Rusty’s father has Lewy Body Dementia, which causes hallucinations, mood swings and other behavioral issues. His father had been evicted from his memory care facility, and Rusty didn’t know where to turn.
Brooks was able to provide therapy and medication management to help stabilize his father. He then moved to our Green House for memory care and has lived with us since 2014. Rusty always approached his father with respect and patience, which is why I asked him to be interviewed for this article.
Tell me about your journey from being your father’s son to being his caregiver.
It was gradual. Before my father received his diagnosis, we had already noticed odd behaviors and changes to his personality that didn’t add up. When the Mayo Clinic finally came back and told us my father had Lewy Body Dementia, we had never heard of it. My first instinct was to research the condition and find out everything I could about how this would affect my father. His wife, my stepsister and I were able to manage him through the disease up until the point when my stepmother passed away. That’s when I knew I had to move him to Jacksonville and provide more support.

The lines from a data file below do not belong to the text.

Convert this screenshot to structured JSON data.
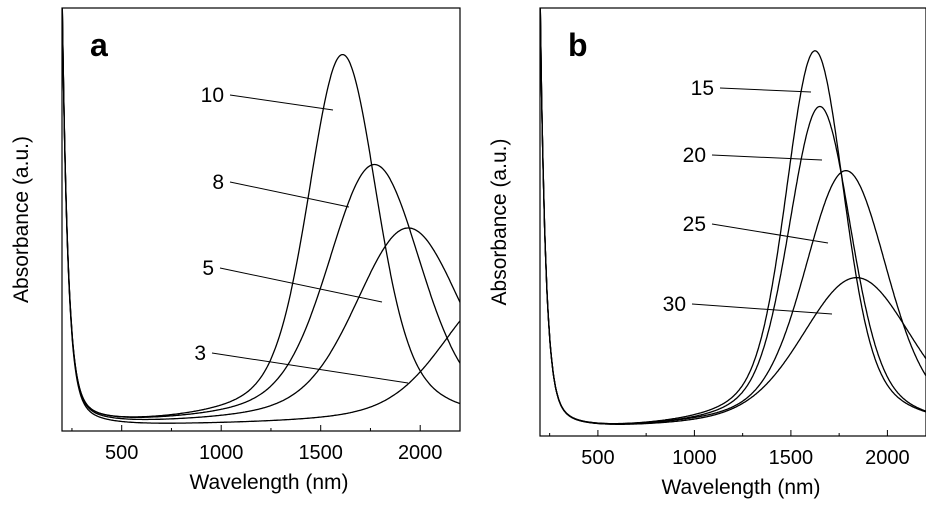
{
  "chart_data": [
    {
      "type": "line",
      "panel_label": "a",
      "xlabel": "Wavelength (nm)",
      "ylabel": "Absorbance (a.u.)",
      "xlim": [
        200,
        2200
      ],
      "ylim": [
        0,
        1.0
      ],
      "xticks": [
        500,
        1000,
        1500,
        2000
      ],
      "xtick_labels": [
        "500",
        "1000",
        "1500",
        "2000"
      ],
      "yticks": [],
      "grid": false,
      "legend": "none",
      "series": [
        {
          "label": "10",
          "peak_x": 1610,
          "peak_y": 0.88,
          "fwhm": 340
        },
        {
          "label": "8",
          "peak_x": 1770,
          "peak_y": 0.62,
          "fwhm": 460
        },
        {
          "label": "5",
          "peak_x": 1940,
          "peak_y": 0.47,
          "fwhm": 520
        },
        {
          "label": "3",
          "peak_x": 2400,
          "peak_y": 0.32,
          "fwhm": 560
        }
      ]
    },
    {
      "type": "line",
      "panel_label": "b",
      "xlabel": "Wavelength (nm)",
      "ylabel": "Absorbance (a.u.)",
      "xlim": [
        200,
        2200
      ],
      "ylim": [
        0,
        1.0
      ],
      "xticks": [
        500,
        1000,
        1500,
        2000
      ],
      "xtick_labels": [
        "500",
        "1000",
        "1500",
        "2000"
      ],
      "yticks": [],
      "grid": false,
      "legend": "none",
      "series": [
        {
          "label": "15",
          "peak_x": 1625,
          "peak_y": 0.89,
          "fwhm": 300
        },
        {
          "label": "20",
          "peak_x": 1650,
          "peak_y": 0.76,
          "fwhm": 320
        },
        {
          "label": "25",
          "peak_x": 1785,
          "peak_y": 0.61,
          "fwhm": 420
        },
        {
          "label": "30",
          "peak_x": 1840,
          "peak_y": 0.36,
          "fwhm": 560
        }
      ]
    }
  ]
}
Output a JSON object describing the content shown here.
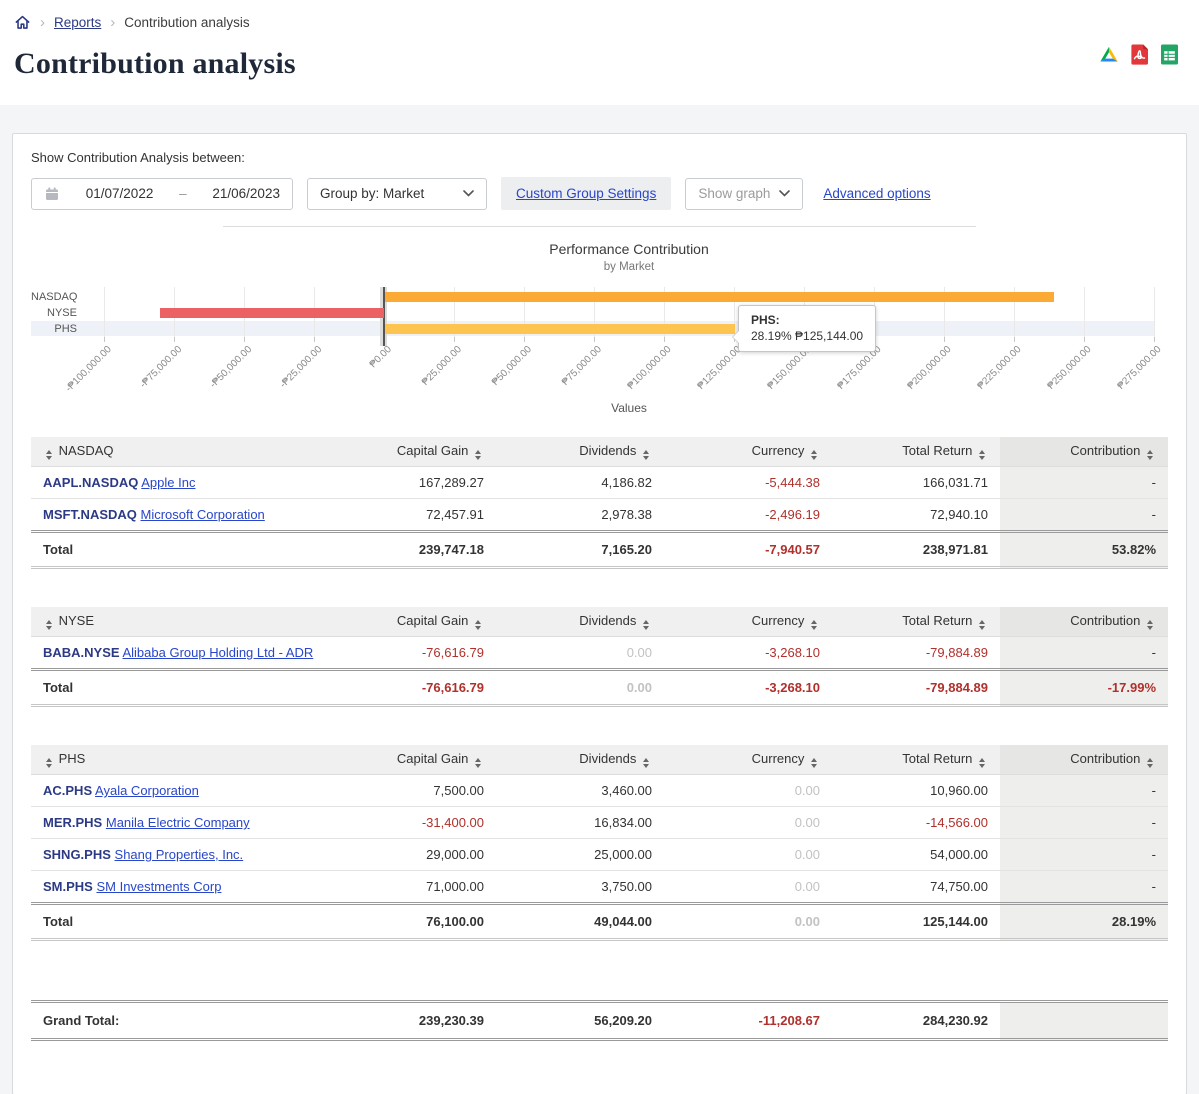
{
  "breadcrumb": {
    "reports": "Reports",
    "current": "Contribution analysis"
  },
  "page_title": "Contribution analysis",
  "export_icons": {
    "drive": "google-drive",
    "pdf": "pdf",
    "sheets": "google-sheets"
  },
  "filters": {
    "label": "Show Contribution Analysis between:",
    "date_start": "01/07/2022",
    "date_separator": "–",
    "date_end": "21/06/2023",
    "group_by": "Group by: Market",
    "custom_group_settings": "Custom Group Settings",
    "show_graph": "Show graph",
    "advanced_options": "Advanced options"
  },
  "chart_data": {
    "type": "bar",
    "orientation": "horizontal",
    "title": "Performance Contribution",
    "subtitle": "by Market",
    "categories": [
      "NASDAQ",
      "NYSE",
      "PHS"
    ],
    "values": [
      238971.81,
      -79884.89,
      125144.0
    ],
    "bar_colors": [
      "#fbab35",
      "#eb6164",
      "#fdc44f"
    ],
    "xlabel": "Values",
    "xlim": [
      -100000,
      275000
    ],
    "x_tick_values": [
      -100000,
      -75000,
      -50000,
      -25000,
      0,
      25000,
      50000,
      75000,
      100000,
      125000,
      150000,
      175000,
      200000,
      225000,
      250000,
      275000
    ],
    "x_tick_labels": [
      "-₱100,000.00",
      "-₱75,000.00",
      "-₱50,000.00",
      "-₱25,000.00",
      "₱0.00",
      "₱25,000.00",
      "₱50,000.00",
      "₱75,000.00",
      "₱100,000.00",
      "₱125,000.00",
      "₱150,000.00",
      "₱175,000.00",
      "₱200,000.00",
      "₱225,000.00",
      "₱250,000.00",
      "₱275,000.00"
    ],
    "grid": true,
    "highlighted_category": "PHS",
    "tooltip": {
      "title": "PHS:",
      "value": "28.19% ₱125,144.00"
    }
  },
  "tables": [
    {
      "group": "NASDAQ",
      "columns": [
        "Capital Gain",
        "Dividends",
        "Currency",
        "Total Return",
        "Contribution"
      ],
      "rows": [
        {
          "code": "AAPL.NASDAQ",
          "name": "Apple Inc",
          "cells": [
            {
              "v": "167,289.27"
            },
            {
              "v": "4,186.82"
            },
            {
              "v": "-5,444.38",
              "c": "neg"
            },
            {
              "v": "166,031.71"
            },
            {
              "v": "-"
            }
          ]
        },
        {
          "code": "MSFT.NASDAQ",
          "name": "Microsoft Corporation",
          "cells": [
            {
              "v": "72,457.91"
            },
            {
              "v": "2,978.38"
            },
            {
              "v": "-2,496.19",
              "c": "neg"
            },
            {
              "v": "72,940.10"
            },
            {
              "v": "-"
            }
          ]
        }
      ],
      "total": {
        "label": "Total",
        "cells": [
          {
            "v": "239,747.18"
          },
          {
            "v": "7,165.20"
          },
          {
            "v": "-7,940.57",
            "c": "neg"
          },
          {
            "v": "238,971.81"
          },
          {
            "v": "53.82%"
          }
        ]
      }
    },
    {
      "group": "NYSE",
      "columns": [
        "Capital Gain",
        "Dividends",
        "Currency",
        "Total Return",
        "Contribution"
      ],
      "rows": [
        {
          "code": "BABA.NYSE",
          "name": "Alibaba Group Holding Ltd - ADR",
          "cells": [
            {
              "v": "-76,616.79",
              "c": "neg"
            },
            {
              "v": "0.00",
              "c": "zero"
            },
            {
              "v": "-3,268.10",
              "c": "neg"
            },
            {
              "v": "-79,884.89",
              "c": "neg"
            },
            {
              "v": "-"
            }
          ]
        }
      ],
      "total": {
        "label": "Total",
        "cells": [
          {
            "v": "-76,616.79",
            "c": "neg"
          },
          {
            "v": "0.00",
            "c": "zero"
          },
          {
            "v": "-3,268.10",
            "c": "neg"
          },
          {
            "v": "-79,884.89",
            "c": "neg"
          },
          {
            "v": "-17.99%",
            "c": "neg"
          }
        ]
      }
    },
    {
      "group": "PHS",
      "columns": [
        "Capital Gain",
        "Dividends",
        "Currency",
        "Total Return",
        "Contribution"
      ],
      "rows": [
        {
          "code": "AC.PHS",
          "name": "Ayala Corporation",
          "cells": [
            {
              "v": "7,500.00"
            },
            {
              "v": "3,460.00"
            },
            {
              "v": "0.00",
              "c": "zero"
            },
            {
              "v": "10,960.00"
            },
            {
              "v": "-"
            }
          ]
        },
        {
          "code": "MER.PHS",
          "name": "Manila Electric Company",
          "cells": [
            {
              "v": "-31,400.00",
              "c": "neg"
            },
            {
              "v": "16,834.00"
            },
            {
              "v": "0.00",
              "c": "zero"
            },
            {
              "v": "-14,566.00",
              "c": "neg"
            },
            {
              "v": "-"
            }
          ]
        },
        {
          "code": "SHNG.PHS",
          "name": "Shang Properties, Inc.",
          "cells": [
            {
              "v": "29,000.00"
            },
            {
              "v": "25,000.00"
            },
            {
              "v": "0.00",
              "c": "zero"
            },
            {
              "v": "54,000.00"
            },
            {
              "v": "-"
            }
          ]
        },
        {
          "code": "SM.PHS",
          "name": "SM Investments Corp",
          "cells": [
            {
              "v": "71,000.00"
            },
            {
              "v": "3,750.00"
            },
            {
              "v": "0.00",
              "c": "zero"
            },
            {
              "v": "74,750.00"
            },
            {
              "v": "-"
            }
          ]
        }
      ],
      "total": {
        "label": "Total",
        "cells": [
          {
            "v": "76,100.00"
          },
          {
            "v": "49,044.00"
          },
          {
            "v": "0.00",
            "c": "zero"
          },
          {
            "v": "125,144.00"
          },
          {
            "v": "28.19%"
          }
        ]
      }
    }
  ],
  "grand_total": {
    "label": "Grand Total:",
    "cells": [
      {
        "v": "239,230.39"
      },
      {
        "v": "56,209.20"
      },
      {
        "v": "-11,208.67",
        "c": "neg"
      },
      {
        "v": "284,230.92"
      },
      {
        "v": ""
      }
    ]
  },
  "colors": {
    "link": "#2946c8",
    "ticker_navy": "#2c3a85",
    "negative": "#b0302c",
    "bar_nasdaq": "#fbab35",
    "bar_nyse": "#eb6164",
    "bar_phs": "#fdc44f"
  }
}
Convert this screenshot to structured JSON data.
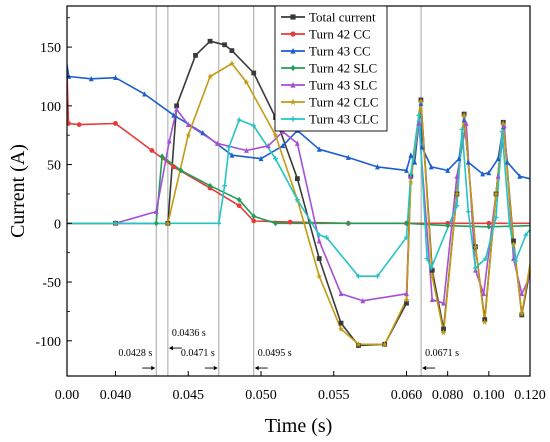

How did your new role affect your existing life: your work and marriage?
I was completely transparent with my employer. Luckily, I had tenure there and a manager that understood that I needed to leave work some days to support my father. My wife has been supportive – taking on my father’s finances and bill paying. She’s the one person who understands just how overwhelming it can be sometimes.
What advice would you share with a friend or colleague who is beginning the caregiving journey?
Take care of yourself – if you forget about yourself you could end up in the room next to him. Never lose sight of the fact that this is your father. Find someone else to do the daily nursing care – I knew I would not be comfortable in that role. Take the time to learn about the condition and treatments – be an informed advocate. Finally, don’t forget to laugh.